Kultur in ihrem ganzen Spektrum
Die Umstände der Gründung, ihr Selbstverständnis und vor allem ihre bemerkenswerte publizistische Bilanz (21 000 Seiten zu den unterschiedlichsten kultur-relevanten Themen) von „nos cahiers“hat Léon Zeches (ein Mitglied der ersten Stunde des Redaktionskomitees) in einem ausführlichen Warte-Beitrag (vom 30. April 2020) bereits ausführlich erläutert.
In der 257-seitigen Jubiläumsnummer skizziert er neben der vor 40 Jahren festgelegten und seither stringent respektierten Globalperspektive – „die Kultur in ihrem ganzen Spektrum zu berücksichtigen, jede neue Ausgabe zu einer Momentaufnahme eines pankulturellen geistigen und ästhetischen Horizonts zu machen“– ebenso die Leistung und Stellung der Zeitschrift in dem sehr weitfassend ausgeleuchteten und erläuterten historischen Kontext der Luxemburger Kulturpublizistik seit ihren Anfängen.
In seiner „Kleine(n) Geschichte der Luxemburger Kulturzeitschriften“verweist Léon Zeches darauf, dass seit dem Erscheinen der ältesten Luxemburger Zeitung („La Clef du Cabinet des Princes“) 1707 ein kulturelles Selbstverständnis vielen einheimischen Titeln und Presseprodukten zugrunde lag.
Als ein Manifest und einen Beitrag zur Stärkung der kulturzivilisatorischen Rolle des „Lesen und Schreiben“in einer von alten
Wahrheiten, Werten und Praktiken immer mehr abweichenden modernistischen Zeit beschreibt der seit 25 Jahren dem Redaktionskomitee vorstehende (und in dieser Funktion Nachfolger von Pierre Grégoire und Christian Calmes) Georges Goedert die von „nos cahiers“getragene Philosophie der Sprachpflege und -bewahrung. „… notre avenir ne peut certainement pas consister à éplucher des tas de billets de banque et de feuilleter des dossiers financiers. L’être humain vaut plus que cela. Et nos langues? Abstraction faite des nombreux contenus dont elles sont chargées surtout chez nous, a-t-on jamais songé quelle perte énorme elles encaissent si elles ne sont pas traitées comme il faut, ce qui veut dire dans les conditions où la technique envahit de plus en plus leur domaine?“
Als perfekte Illustration des von den „nos cahiers“-Machern befolgten Perspektive („alle Sparten des Denkens und Handelns, die man dem breiten Spektrum Kultur zuschreiben kann“(L. Zeches)), präsentiert sich denn auch die übrige, von Literatur über Philosophie, Politik, Geschichte und Lyrik zur Familien- und Volkshistorie reichenden (und in französisch, deutsch und luxemburgisch verfassten) Themenwahl dieser sehr gelungen Jubiläumsnummer.

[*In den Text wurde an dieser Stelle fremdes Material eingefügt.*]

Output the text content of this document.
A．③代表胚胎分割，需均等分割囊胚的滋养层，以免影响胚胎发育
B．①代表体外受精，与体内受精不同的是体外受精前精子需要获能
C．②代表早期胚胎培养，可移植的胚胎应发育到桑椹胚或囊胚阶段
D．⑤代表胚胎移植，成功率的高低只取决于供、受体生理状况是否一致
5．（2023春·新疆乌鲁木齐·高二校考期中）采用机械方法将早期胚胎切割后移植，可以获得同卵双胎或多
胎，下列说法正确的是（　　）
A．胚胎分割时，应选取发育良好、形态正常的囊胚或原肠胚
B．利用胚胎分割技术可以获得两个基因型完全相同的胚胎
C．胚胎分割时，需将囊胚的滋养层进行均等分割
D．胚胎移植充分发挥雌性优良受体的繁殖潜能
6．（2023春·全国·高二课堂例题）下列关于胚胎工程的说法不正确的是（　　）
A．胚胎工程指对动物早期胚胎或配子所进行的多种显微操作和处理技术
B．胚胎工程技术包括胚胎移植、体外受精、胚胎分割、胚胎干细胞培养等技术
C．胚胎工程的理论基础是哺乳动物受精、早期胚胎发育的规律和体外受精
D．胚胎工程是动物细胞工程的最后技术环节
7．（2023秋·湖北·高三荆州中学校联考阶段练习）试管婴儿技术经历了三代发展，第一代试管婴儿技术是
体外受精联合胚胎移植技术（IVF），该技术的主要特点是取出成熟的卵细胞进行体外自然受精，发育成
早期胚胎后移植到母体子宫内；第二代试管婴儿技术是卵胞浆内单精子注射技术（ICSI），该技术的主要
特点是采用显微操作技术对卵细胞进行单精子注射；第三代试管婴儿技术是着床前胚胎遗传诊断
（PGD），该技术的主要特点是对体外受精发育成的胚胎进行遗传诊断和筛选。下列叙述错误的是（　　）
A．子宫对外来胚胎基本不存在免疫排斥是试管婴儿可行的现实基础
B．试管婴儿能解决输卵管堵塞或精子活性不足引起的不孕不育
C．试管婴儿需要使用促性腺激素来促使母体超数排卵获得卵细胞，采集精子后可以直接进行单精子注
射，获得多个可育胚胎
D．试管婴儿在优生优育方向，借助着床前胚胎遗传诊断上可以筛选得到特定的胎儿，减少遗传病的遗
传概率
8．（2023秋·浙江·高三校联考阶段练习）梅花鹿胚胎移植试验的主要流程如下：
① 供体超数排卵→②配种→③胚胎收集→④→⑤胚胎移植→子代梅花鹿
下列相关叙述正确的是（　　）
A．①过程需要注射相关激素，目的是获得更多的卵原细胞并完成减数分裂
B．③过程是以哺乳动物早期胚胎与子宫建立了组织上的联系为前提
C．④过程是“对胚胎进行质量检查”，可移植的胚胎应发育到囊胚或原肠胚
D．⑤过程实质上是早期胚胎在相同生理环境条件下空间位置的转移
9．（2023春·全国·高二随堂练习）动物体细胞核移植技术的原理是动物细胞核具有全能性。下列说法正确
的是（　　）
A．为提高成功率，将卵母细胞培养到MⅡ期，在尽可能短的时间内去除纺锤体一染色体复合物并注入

Hervorgehoben seien dabei die Beiträge von Fons Theis über luxemburgische Positionen im Strudel der ersten Fusionen von EU-Institutionen und Sitzfragen, von Franck Colotte über die ungebrochene Aktualität der Ideenwelt des
„théoricien de l’absurde“, „penseur de la crise“und „auteur total“Albert Camus, über archäologische Funde im früheren Münster-Refugium in der Hauptstadt (Isabelle Yegles-Becker) oder auch über gesellschaftliche Evolutionen und soziale Ungleichgewichte in Luxemburg seit der Industrierevolution bis zum Entstehen der modernen Banken- und Finanzgesellschaft (Gérard Trausch).
Milly Thill schreibt über „Mäin Amerika“und die Zeit der luxemburgischen Auswanderungswelle über den Atlantik.
Des weiteren firmieren Frank Drees, Karin Jahr, Paul Lanners und Friederike Migneco in dieser neuesten Nummer von „nos cahiers“, die auch über ihr 40. Bestehensjahr hinaus, neben ihrer bemerkenswerten Langlebigkeit, eine erfrischende Vitalität unter Beweis stellen.
„nos cahiers“, 1/2 2020, 250 Seiten, 43 Euro. „nos cahiers“erscheinen viermal im Jahr. Der Jahresabonnementspreis beträgt 55 Euro, Studenten zahlen 30 Euro; die Einzelnummer kostet 22, eine Doppelnummer 43 Euro. Textbeiträge sind an noscahiers@gmail.com zu richten.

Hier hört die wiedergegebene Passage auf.